You can of course create more granular sub-groups, e.g. for departments such as sales, marketing, or finance. That way, you can give the users in each group the appropriate access to the data they require. However, you should still stay within the logic of workload patterns, without mixing different workload groups.

Step 4: Define Slot Count & Memory Percentage

The final step determines what slot count to give each queue, and the memory allocated to each slot.

You should keep the default queue reserved for the default user, and set it to a concurrency of 1 with a memory percentage of 1%. The default queue is your insurance in case something goes wrong—just consider the 1% of memory as a cost of doing business.

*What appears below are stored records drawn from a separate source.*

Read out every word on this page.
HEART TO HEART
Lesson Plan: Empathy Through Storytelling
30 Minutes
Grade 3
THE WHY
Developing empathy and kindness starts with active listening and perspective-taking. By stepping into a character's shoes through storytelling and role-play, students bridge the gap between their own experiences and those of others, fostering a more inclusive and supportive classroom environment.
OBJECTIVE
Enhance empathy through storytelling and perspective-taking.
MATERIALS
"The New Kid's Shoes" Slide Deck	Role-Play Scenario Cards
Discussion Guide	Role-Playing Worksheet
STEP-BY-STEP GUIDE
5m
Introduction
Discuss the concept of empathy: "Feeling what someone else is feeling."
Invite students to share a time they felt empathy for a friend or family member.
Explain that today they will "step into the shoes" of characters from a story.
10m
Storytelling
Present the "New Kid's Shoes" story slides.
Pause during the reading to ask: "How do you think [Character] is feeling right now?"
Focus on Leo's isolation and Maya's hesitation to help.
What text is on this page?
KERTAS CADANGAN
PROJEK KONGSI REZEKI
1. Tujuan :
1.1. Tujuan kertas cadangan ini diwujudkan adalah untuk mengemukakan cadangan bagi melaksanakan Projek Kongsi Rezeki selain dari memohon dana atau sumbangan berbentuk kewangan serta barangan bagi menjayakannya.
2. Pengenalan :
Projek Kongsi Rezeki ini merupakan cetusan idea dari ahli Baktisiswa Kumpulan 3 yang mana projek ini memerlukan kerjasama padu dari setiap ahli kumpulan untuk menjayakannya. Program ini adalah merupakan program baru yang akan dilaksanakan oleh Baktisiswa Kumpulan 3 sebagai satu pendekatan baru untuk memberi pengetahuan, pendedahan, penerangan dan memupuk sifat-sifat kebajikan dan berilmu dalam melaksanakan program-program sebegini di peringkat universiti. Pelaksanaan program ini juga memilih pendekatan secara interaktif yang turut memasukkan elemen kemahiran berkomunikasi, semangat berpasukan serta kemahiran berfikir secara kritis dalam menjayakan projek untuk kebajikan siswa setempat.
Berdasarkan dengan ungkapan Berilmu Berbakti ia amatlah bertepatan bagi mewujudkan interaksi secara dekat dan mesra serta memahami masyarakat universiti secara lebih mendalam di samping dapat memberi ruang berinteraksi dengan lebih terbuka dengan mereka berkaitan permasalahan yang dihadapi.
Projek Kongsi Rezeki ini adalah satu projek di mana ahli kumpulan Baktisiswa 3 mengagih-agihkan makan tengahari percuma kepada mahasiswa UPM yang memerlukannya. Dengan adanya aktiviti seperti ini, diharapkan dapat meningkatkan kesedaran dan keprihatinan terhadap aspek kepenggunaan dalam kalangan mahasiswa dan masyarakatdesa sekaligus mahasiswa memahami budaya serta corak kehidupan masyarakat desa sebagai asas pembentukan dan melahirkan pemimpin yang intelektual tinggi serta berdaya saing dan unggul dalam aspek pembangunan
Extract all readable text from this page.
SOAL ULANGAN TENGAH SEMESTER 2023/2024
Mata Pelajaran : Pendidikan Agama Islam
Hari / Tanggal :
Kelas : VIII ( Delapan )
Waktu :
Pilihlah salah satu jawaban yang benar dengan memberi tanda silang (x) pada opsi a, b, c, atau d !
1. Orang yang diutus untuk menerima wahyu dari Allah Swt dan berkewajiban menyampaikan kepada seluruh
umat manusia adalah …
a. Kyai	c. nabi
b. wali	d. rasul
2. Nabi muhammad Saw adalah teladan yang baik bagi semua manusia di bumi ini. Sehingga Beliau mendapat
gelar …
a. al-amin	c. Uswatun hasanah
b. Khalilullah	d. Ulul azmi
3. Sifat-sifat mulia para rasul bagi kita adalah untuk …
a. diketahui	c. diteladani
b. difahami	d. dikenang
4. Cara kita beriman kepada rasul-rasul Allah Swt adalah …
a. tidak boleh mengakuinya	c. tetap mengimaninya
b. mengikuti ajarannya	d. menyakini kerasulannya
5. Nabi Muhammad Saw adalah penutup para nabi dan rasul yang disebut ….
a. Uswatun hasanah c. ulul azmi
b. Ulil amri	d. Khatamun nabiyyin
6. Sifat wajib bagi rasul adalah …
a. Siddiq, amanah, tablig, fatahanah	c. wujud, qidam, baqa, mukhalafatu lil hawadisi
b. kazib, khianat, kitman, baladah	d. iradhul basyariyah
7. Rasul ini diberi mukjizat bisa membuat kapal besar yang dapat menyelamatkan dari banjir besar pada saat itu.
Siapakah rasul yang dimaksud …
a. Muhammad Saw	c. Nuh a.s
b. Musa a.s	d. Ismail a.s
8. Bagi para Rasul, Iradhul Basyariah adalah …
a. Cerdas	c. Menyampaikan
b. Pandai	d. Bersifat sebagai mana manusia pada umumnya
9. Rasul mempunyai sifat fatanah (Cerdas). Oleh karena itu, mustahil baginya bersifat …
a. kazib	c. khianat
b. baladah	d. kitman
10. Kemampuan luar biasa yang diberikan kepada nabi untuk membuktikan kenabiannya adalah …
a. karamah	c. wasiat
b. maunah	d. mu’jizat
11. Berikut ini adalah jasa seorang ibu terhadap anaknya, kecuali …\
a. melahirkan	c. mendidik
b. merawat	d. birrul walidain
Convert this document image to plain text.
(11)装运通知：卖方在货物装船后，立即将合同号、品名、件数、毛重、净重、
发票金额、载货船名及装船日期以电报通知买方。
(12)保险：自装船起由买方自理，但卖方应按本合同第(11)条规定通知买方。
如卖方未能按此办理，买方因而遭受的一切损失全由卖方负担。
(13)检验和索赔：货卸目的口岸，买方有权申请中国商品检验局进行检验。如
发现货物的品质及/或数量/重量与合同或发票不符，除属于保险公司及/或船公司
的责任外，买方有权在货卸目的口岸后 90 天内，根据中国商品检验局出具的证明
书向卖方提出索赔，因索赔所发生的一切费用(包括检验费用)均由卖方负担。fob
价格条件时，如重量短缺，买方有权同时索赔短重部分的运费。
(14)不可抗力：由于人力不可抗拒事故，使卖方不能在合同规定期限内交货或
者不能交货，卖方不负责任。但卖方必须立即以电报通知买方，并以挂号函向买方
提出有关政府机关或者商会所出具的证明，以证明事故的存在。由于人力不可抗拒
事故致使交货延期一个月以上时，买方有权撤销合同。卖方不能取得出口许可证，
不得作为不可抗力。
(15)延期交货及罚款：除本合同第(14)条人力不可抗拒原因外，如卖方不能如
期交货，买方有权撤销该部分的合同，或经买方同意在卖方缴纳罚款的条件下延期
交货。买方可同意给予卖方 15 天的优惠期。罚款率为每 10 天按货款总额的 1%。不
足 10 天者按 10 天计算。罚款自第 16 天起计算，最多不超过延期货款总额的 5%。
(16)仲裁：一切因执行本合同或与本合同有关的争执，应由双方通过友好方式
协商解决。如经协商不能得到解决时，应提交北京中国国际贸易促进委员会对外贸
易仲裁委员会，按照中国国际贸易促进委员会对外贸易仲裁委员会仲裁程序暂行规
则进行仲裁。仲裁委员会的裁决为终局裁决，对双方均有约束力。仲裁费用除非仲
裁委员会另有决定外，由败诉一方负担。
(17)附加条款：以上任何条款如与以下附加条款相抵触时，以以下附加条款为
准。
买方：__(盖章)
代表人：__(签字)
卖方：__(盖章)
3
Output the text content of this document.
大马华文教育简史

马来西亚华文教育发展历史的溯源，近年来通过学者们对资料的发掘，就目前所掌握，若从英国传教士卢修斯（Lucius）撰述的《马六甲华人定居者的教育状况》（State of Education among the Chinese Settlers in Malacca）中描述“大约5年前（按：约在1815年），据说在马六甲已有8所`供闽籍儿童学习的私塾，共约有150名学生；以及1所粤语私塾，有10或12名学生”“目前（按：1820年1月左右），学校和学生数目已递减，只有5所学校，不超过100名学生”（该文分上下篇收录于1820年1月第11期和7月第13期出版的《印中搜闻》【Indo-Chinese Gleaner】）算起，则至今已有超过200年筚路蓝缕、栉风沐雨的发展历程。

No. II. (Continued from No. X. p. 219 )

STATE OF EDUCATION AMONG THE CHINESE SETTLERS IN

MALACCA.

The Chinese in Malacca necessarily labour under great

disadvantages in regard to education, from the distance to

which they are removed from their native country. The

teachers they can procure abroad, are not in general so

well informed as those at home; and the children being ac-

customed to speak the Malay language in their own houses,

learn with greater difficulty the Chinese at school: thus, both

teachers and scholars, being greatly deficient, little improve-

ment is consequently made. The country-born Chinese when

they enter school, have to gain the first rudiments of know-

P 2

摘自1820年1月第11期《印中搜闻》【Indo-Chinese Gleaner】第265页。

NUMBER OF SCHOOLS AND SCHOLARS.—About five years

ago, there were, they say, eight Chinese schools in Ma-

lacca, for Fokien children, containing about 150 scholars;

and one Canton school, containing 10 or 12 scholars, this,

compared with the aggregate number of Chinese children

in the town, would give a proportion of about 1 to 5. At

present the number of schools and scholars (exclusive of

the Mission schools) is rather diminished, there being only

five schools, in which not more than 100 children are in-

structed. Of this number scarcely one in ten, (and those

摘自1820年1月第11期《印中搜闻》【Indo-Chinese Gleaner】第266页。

Define slot count & memory percentage
Image 6: Defining WLM slot count and memory percentage in Amazon Redshift

For the other queues, slot count and memory will determine if each query has:

  • a slot at run time
  • enough memory to execute in-memory

If both of these things are true, that’s when you get blazing fast Redshift queries and throughput. To apply the new settings, you need to create a new parameter group with the Redshift console.

Additional Redshift WLM Settings

When you apply the new settings, we also recommend activating Short Query Acceleration and Concurrency Scaling.

Even with proper queue configuration, some queries within a queue take longer to execute, and may block other short-running queries during peak volume. By using Short Query Acceleration, Redshift will route the short queries to a special “SQA queue” for faster execution.

Concurrency Scaling for Amazon Redshift gives Redshift clusters additional capacity to handle bursts in query load. It works by off-loading queries to new, “parallel” clusters in the background. Queries are routed based on your WLM configuration and rules.

Redshift WLM Queues: Finding the Right Slot Count and Memory Percentage

With your new WLM configuration, and SQA and Concurrency Scaling enabled, all that’s left now is to find the right slot count and memory percentage for your queues.

Unfortunately, that process can feel a little bit like trying to look into a black box.

AWS provides a repository of utilities and scripts for querying the system tables (STL tables and STV tables). The scripts help you to find out e.g. what the concurrency high-water mark is in a queue, or which queries fall back to disk.

There are three potential challenges, though, with using these AWS scripts:

  1. Scripts can be incomplete: Some of the information is ephemeral, as Redshift deletes logs on a rolling basis. If you don’t run the script at the right time, the information is gone.
  2. Scripts increase cluster load: Because you’re querying the system tables, you’re putting more load on the system—exactly the opposite of what you want to do when you’re experiencing contention.
  3. Scripts require maintenance: Scripts need to run and store the results. It’s almost like building another application. That requires money and the use of your most valuable resource—engineering hours.